怪文書

オタクに幸あれ

「トキ消費」と5次元アイドル

「舞台の○○は、ウチの○○じゃないから」。

 以前『刀剣乱舞』ジャンルの友人から聞いたその言葉を、いまだ忘れられないでいる。一体何を言っているのか全くわからなかった。説明してもらいどうにか理解したのは、そのコンテンツが「パーソナライズ消費」を前提にしているということだった。

 

消費行動「モノ」「コト」「トキ」「パーソナライズ」

 所有することに重きを置いて消費活動をする「モノ消費」。モノが溢れ豊かになった社会は、習い事や芸術鑑賞などといった、体験や経験にお金を使う「コト消費」を求めるようになった。

 そして、現在。「コト消費」をより発展させた「トキ消費」という言葉が生まれている。

「トキ消費」とは、体験や経験のなかでも、その瞬間しかできない体験を楽しむというものだ。「コト消費」との違いは、消費者が能動的で、単なる傍観者にはならない点。そして、一人や数人ではなく、大人数でその体験を共有する点だ。現実の、物理的なものだけではなく、SNSを介した体験も含まれるだろう。

 一方で、ニーズの多様化による「パーソナライズ消費」の展開も進む。先日、自分の髪質に合わせたトリートメントを調合してもらったのだが、これは完全に個のための消費行動と言える。パーソナルカラー診断やメイク講座なども同様だ。経験を人と共有する「トキ消費」と、自分だけのために消費活動をする「パーソナライズ消費」は対極にあると言えるだろう。

 

オタクコンテンツと消費行動

 オタクもイチ人間なので、様々な消費行動をしている。グッズ等を買い所有することは「モノ消費」、漫画を読んだり映画を観たりすることは「コト消費」だ。「トキ消費」には、ライブや、発声可能な映画上映などが含まれる。最近流行りの、好きなキャラクターをイメージしたカクテルや香水を作ることは「パーソナライズ消費」に当たるのだろう。
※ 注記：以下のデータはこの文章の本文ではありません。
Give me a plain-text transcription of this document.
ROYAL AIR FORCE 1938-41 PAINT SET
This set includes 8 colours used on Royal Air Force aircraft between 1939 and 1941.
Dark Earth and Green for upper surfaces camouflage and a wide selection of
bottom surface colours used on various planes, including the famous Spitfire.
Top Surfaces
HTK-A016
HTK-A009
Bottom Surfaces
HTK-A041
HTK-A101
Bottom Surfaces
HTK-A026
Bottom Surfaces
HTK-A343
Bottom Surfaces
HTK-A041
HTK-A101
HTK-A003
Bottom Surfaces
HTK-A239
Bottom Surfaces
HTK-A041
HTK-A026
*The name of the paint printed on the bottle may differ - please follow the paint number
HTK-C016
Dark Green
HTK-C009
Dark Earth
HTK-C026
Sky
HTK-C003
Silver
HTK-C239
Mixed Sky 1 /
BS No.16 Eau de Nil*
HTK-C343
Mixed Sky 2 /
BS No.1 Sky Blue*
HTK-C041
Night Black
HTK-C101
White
 そのような、現実にカネのかかる消費行動ではなく、作品自体の消費のされ方を考えていきたい。

 

パーソナライズ消費型オタクコンテンツ

 オタク向けの「パーソナライズ消費」型コンテンツ。その顕著なものが、冒頭で挙げた『刀剣乱舞』だろう。ファンの話を聞くに、2次元のキャラクターについては、ビジュアル等の基本設定がざっくりとあるだけで、ファンや各メディアがその中身を補完していいのだという。そのため、「ウチ(=自分の脳内設定)の○○、ヨソ(=他のファンの脳内設定や、アニメ・舞台等の設定)の○○」が存在する。多くのファンが「私にとって最も都合の良い○○くん」を作り上げ、それはそういう存在として受け入れているらしい。ひとりの友人は「自分の○○くんしか受け入れられないのでアニメや舞台は薄目で見ている」と言い、また別の友人は「自分以外のいろいろな○○くん解釈を見たいから、アニメも舞台も同人誌も全部楽しめる」と話す。

 つまり、キャラクターがユーザーひとりひとりに合わせて最適化されることを良しとしているのだ。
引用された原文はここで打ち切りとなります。